The single most surprising piece of news at NAB 2012 came early in the morning on the first day of the show when Blackmagic Design
unveiled...a camera. The company well known for its array of powerful and cost effective nuts-and-bolts video technology products (production switchers, video processing, capture cards, converters, encoders) startled everyone with the new Blackmagic Cinema Camera.
And it got better. The Blackmagic Cinema Camera features a 2.5K image sensor with 13 stops of dynamic range, a built-in SSD recorder, a range of open standard uncompressed RAW and compressed file formats, compatibility with quality EF and ZE mount lenses, LCD touchscreen monitoring and metadata entry. Oh, and the price? $2,995 which includes a DaVinci Resolve color corrector software license that ordinarily goes for $995.
Our COWs have been in the field, writing about this camera
so I needn't go once again over the details. But I can tell you that I led a group of professors from the University Film and Video Association
(UFVA) on a tour of NAB, and I could hardly tear them away from the camera.
The Blackmagic Cinema Camera features a 2.5K image sensor with 13 stops of dynamic range, a built-in SSD recorder, a range of open standard uncompressed RAW and compressed file formats, compatibility with quality EF and ZE mount lenses, LCD touchscreen monitoring and metadata entry.
A couple of days later, still at NAB 2012, I sat down with Blackmagic Design President Dan May to talk about the camera as well as other news from the company. By then, I'd had a chance to hear the thoughts of many industry professionals who had seen or at least heard about the camera -- mostly excitement and delight, but also a few who scratched their heads as to why Blackmagic Design would even want to get into the highly competitive camera business.

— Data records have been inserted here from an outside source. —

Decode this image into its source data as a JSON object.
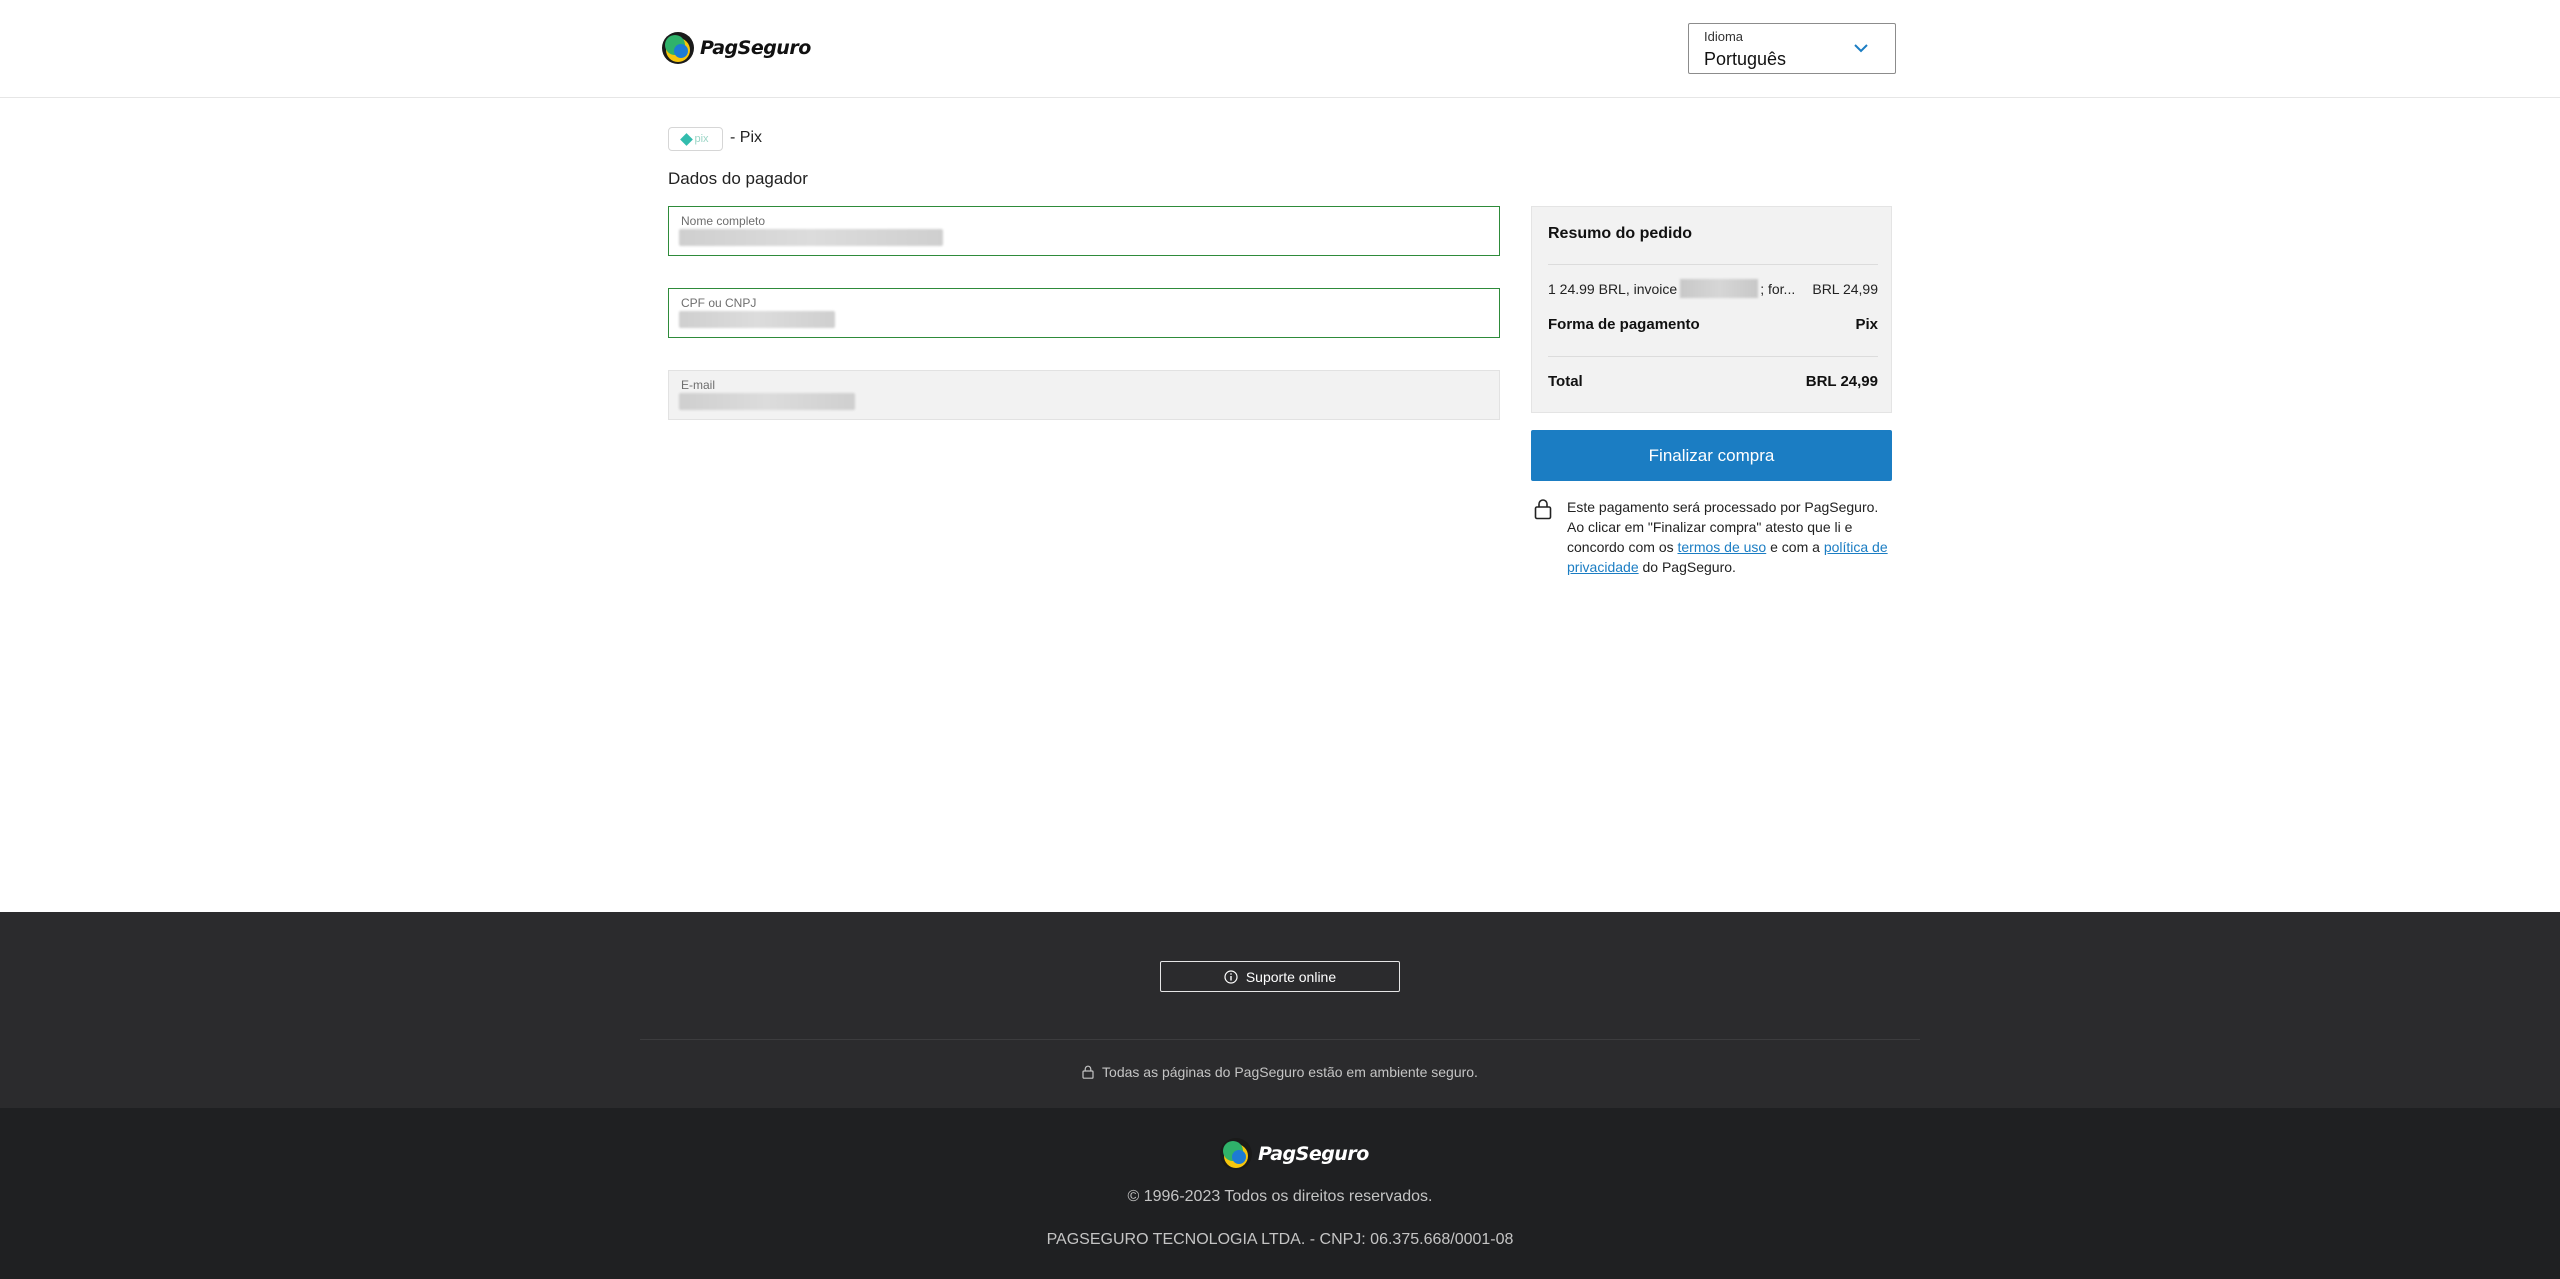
{
  "header": {
    "brand": "PagSeguro",
    "language": {
      "label": "Idioma",
      "value": "Português"
    }
  },
  "payment_method": {
    "name": "- Pix"
  },
  "form": {
    "title": "Dados do pagador",
    "fields": [
      {
        "label": "Nome completo"
      },
      {
        "label": "CPF ou CNPJ"
      },
      {
        "label": "E-mail"
      }
    ]
  },
  "summary": {
    "title": "Resumo do pedido",
    "item": {
      "desc_prefix": "1 24.99 BRL, invoice",
      "desc_suffix": "; for...",
      "amount": "BRL 24,99"
    },
    "payment": {
      "label": "Forma de pagamento",
      "value": "Pix"
    },
    "total": {
      "label": "Total",
      "value": "BRL 24,99"
    }
  },
  "checkout": {
    "button_label": "Finalizar compra",
    "note": {
      "text1": "Este pagamento será processado por PagSeguro. Ao clicar em \"Finalizar compra\" atesto que li e concordo com os ",
      "link_terms": "termos de uso",
      "text2": " e com a ",
      "link_privacy": "política de privacidade",
      "text3": " do PagSeguro."
    }
  },
  "footer": {
    "support_label": "Suporte online",
    "secure_text": "Todas as páginas do PagSeguro estão em ambiente seguro.",
    "brand": "PagSeguro",
    "copyright": "© 1996-2023 Todos os direitos reservados.",
    "company": "PAGSEGURO TECNOLOGIA LTDA. - CNPJ: 06.375.668/0001-08"
  },
  "colors": {
    "primary": "#1b7dc3",
    "valid_border": "#2e8b3a",
    "footer_top": "#2b2b2d",
    "footer_bottom": "#1f2022"
  }
}
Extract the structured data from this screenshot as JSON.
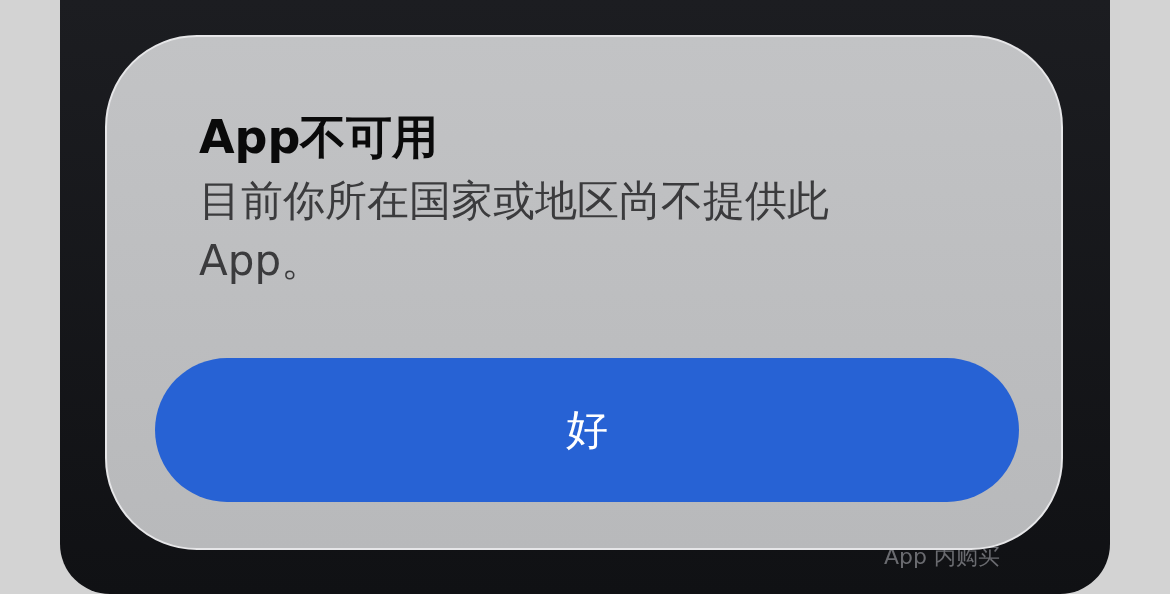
{
  "dialog": {
    "title": "App不可用",
    "message": "目前你所在国家或地区尚不提供此App。",
    "button": "好"
  },
  "background": {
    "label": "App 内购买"
  }
}
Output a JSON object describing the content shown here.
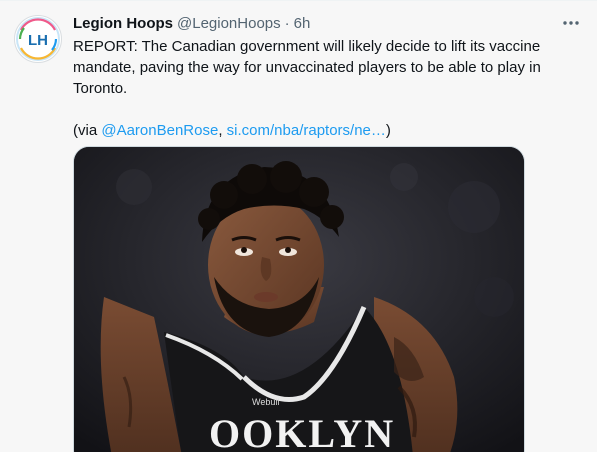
{
  "tweet": {
    "display_name": "Legion Hoops",
    "handle": "@LegionHoops",
    "separator": "·",
    "time": "6h",
    "text_main": "REPORT: The Canadian government will likely decide to lift its vaccine mandate, paving the way for unvaccinated players to be able to play in Toronto.",
    "via_open": "(via ",
    "via_mention": "@AaronBenRose",
    "via_comma": ", ",
    "via_link": "si.com/nba/raptors/ne…",
    "via_close": ")",
    "avatar_letters": "LH",
    "jersey_text": "OOKLYN",
    "jersey_logo": "Webull"
  },
  "colors": {
    "link": "#1d9bf0",
    "text": "#0f1419",
    "secondary": "#536471"
  },
  "icons": {
    "more": "more-horizontal-icon"
  }
}
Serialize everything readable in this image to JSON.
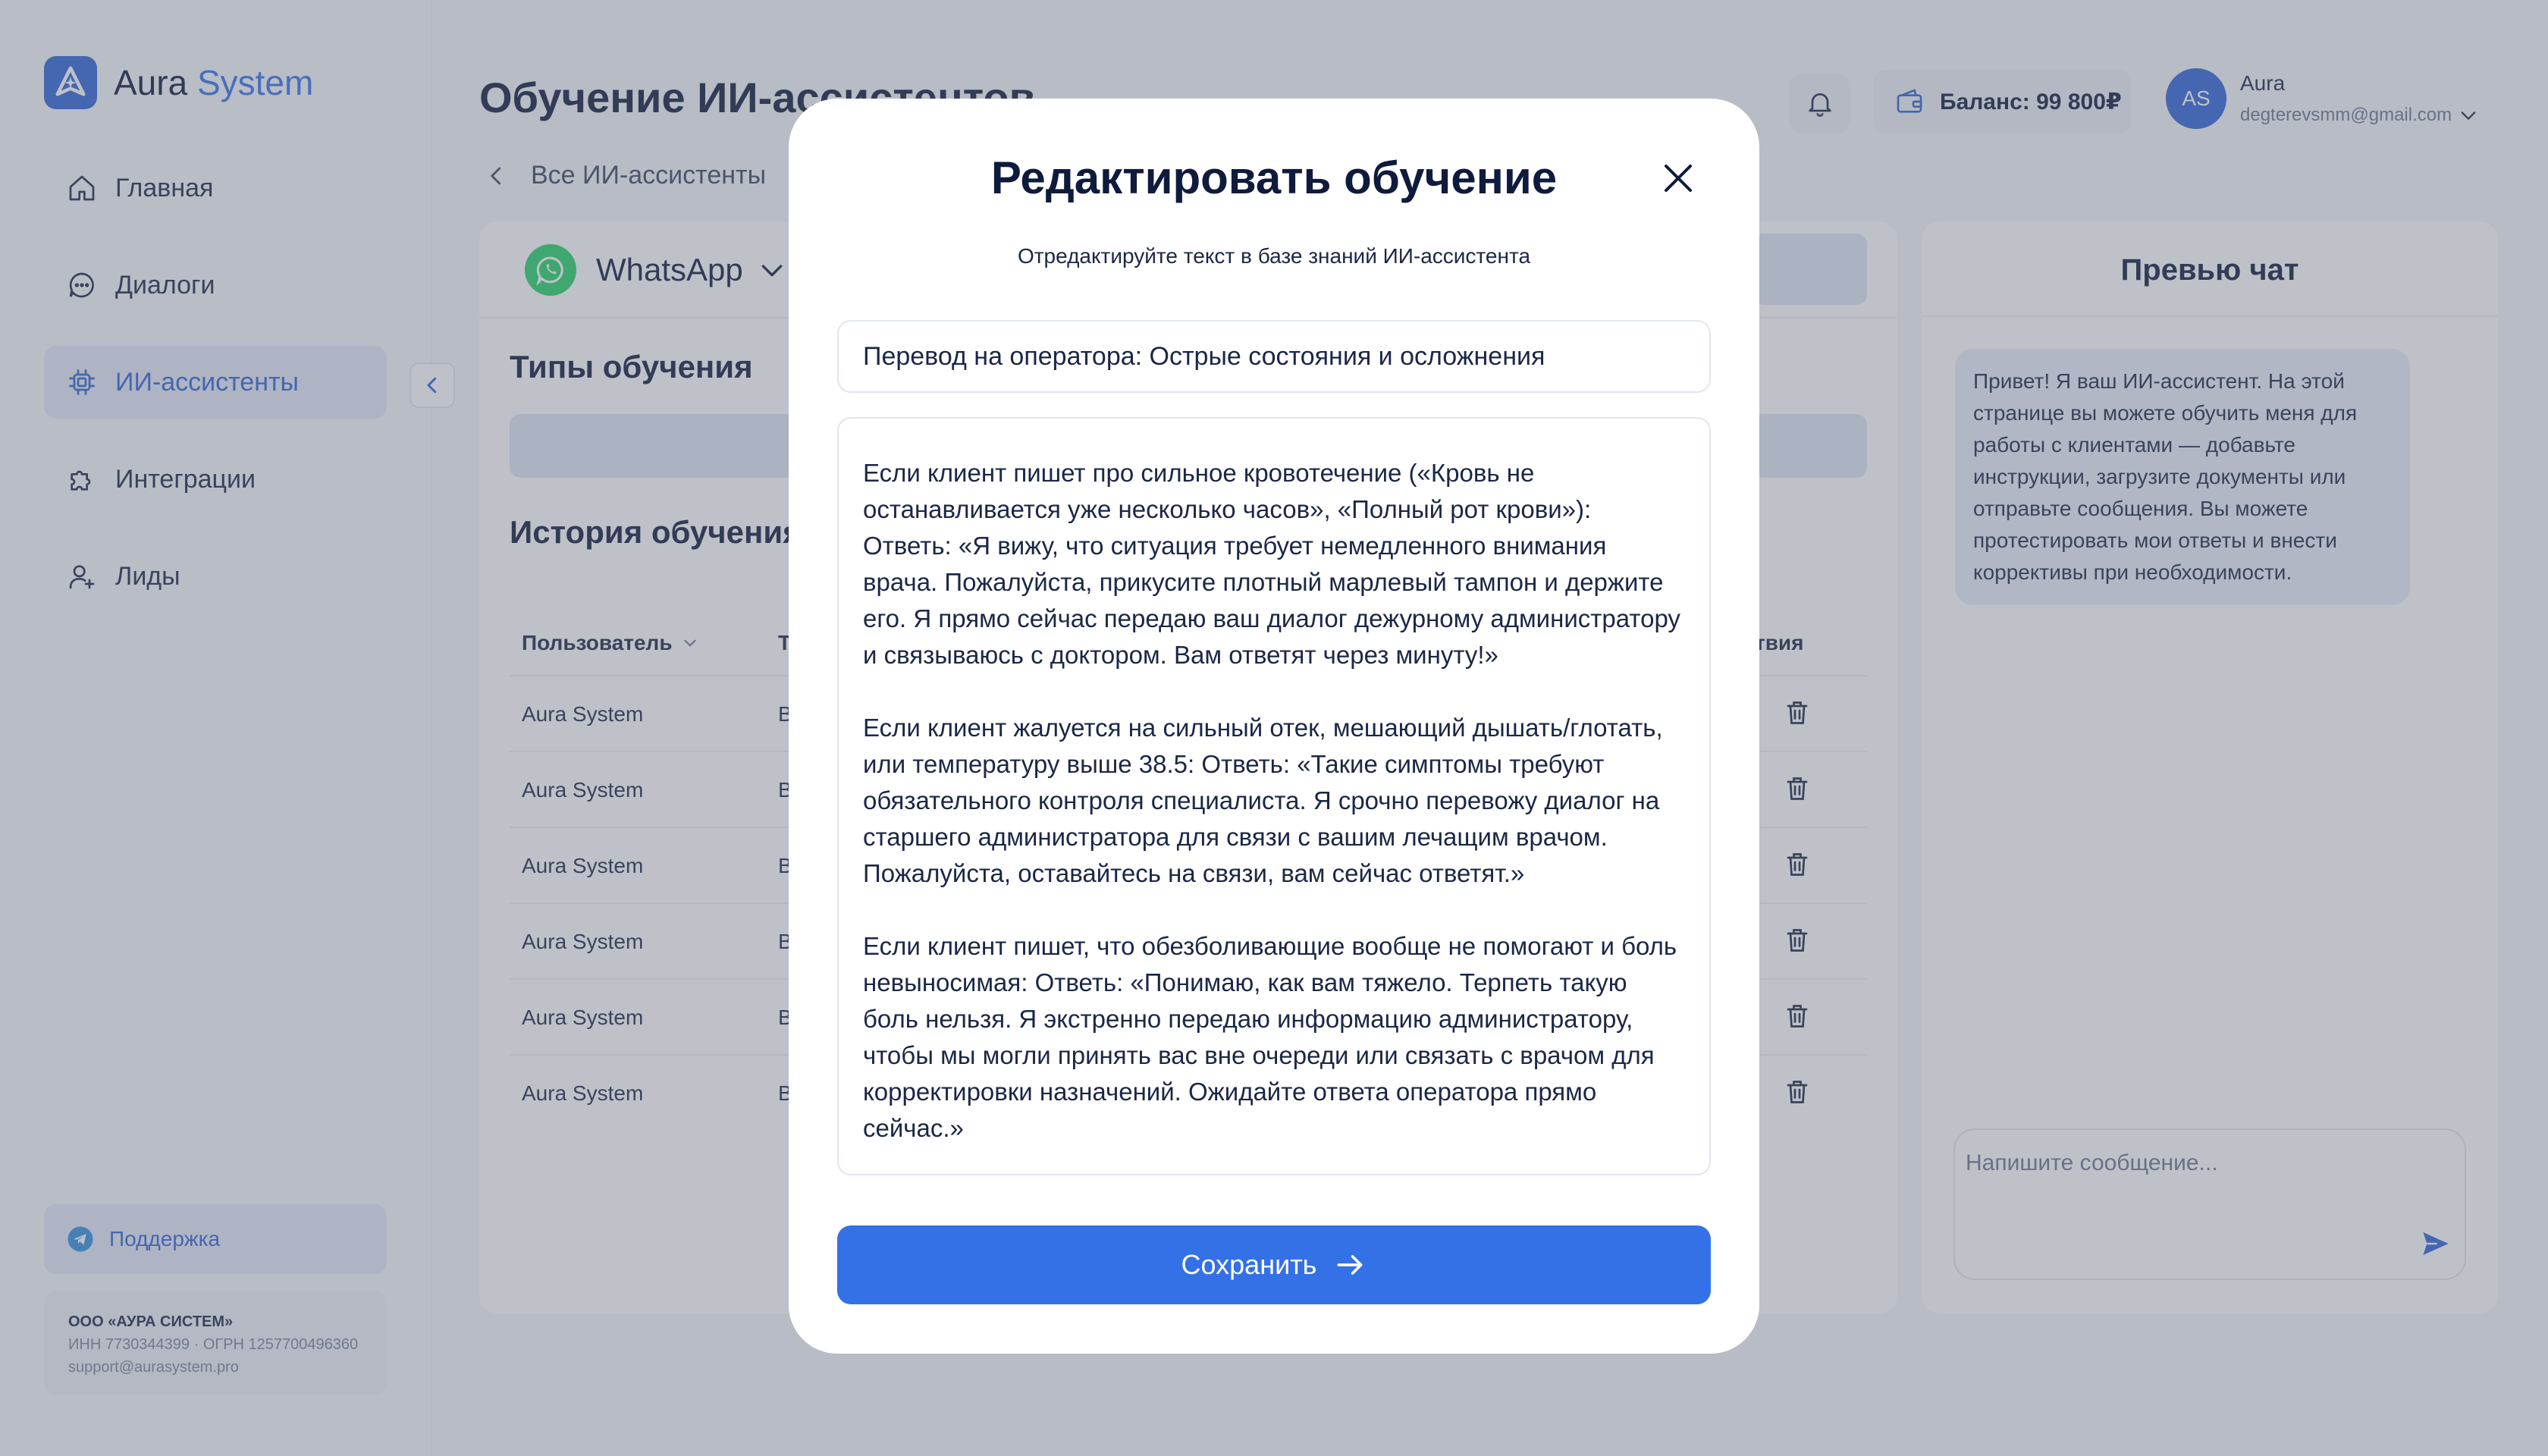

Blackmagic Design President Dan May
That's exactly the question I posed to Dan May. "We've been discussing building a camera for a couple of years," he said. The turning point came a year ago, he said, when they found the sensor "an off-the-shelf, open source-able component." "We worked with them on de-Bayering, so it was some work," said May, who declined to name the source. "But we do all our own manufacturing, and the camera was completely designed and manufactured by Blackmagic Design." To face the daunting challenge of creating its first camera, numerous existing product teams came together. "It used so much of the brain trust at Blackmagic," said May.
He admitted that he understood why a camera from Blackmagic Design would be shocking to some if not most people, but he explained the rationale. "There's a spot in the market for a DSLR-like camera that has cinema qualities," he said. "We were free of any [legacy] baggage so we could make the best decisions."
"We looked at the design, workflow, functions in that light," he continued. "We were creating a tool and we built it to be open." Thunderbolt high dynamic range, a flip screen were all ideas that evolved, as well as the form factor. Adding Resolve was a no-brainer, said May, since Blackmagic wants "to expand the Resolve footprint."
"We want to amaze and empower people and innovate," said May. "Blackmagic Design has always been driven by those goals." Part of that is to see the Blackmagic Cinema Camera not as a leap away from the company's core competencies but rather part of the greater whole. "We've been plugging into cameras for years," said May. "We know about cameras. People get caught up in thinking this device is for pre-production, this one for production or post. It's an ecosystem."
The idea that products exist in an ecosystem is actually a trend that played out across the NAB 2012 exhibit floor. Although Blackmagic Design's introduction of a camera was perhaps the most audacious example of filling in the missing parts of an ecosystem, May said it's business-as-usual for the company. "Blackmagic Design is not known for leaving well enough alone," he said.
The Blackmagic Cinema Camera garnered so much attention that it was easy to forget that the company actually debuted a host of new products and upgrades. Da Vinci Resolve 9 is a major new software update featuring a "completely overhauled" user interface and optimization for workflow speed. It will be available in July as a free update for all current Resolve customers..
The company also introduced Teranex 2D and Teranex 3D Processors, a new family of high-end broadcast standards converter processors featuring Thunderbolt I/O technology capture and playback features. Both processors start at $1,995. Blackmagic Design acquired Teranex in December 2011, highlighting the rapidity with which the company moved to produce its own (more cost-effective) products.
Teranex 3D and Teranex 2D Processors. Click on image for larger view.
With regard to openness, Blackmagic Design also released a Desktop Video 9.5 software update with support for Adobe
Premiere Pro CS6 video software using Blackmagic Design's DeckLink, UltraStudio and Intensity capture and playback products on both Mac OS X and Windows 7.
These are just a handful of updates that Blackmagic Design debuted at the show. NAB 2012 was a banner year for the company, and that says a lot for a company that has been thriving for so many years. With Blackmagic Design's entry into the camera market pay off? Creative COW and the Twittersphere are alive with commentary, almost all of it positive. Although the outside viewer might assume it's a matter of big risk, big reward, Dan May would argue that the Blackmagic Design is just doing what it does best: amaze, empower, innovate. I'm inclined to agree.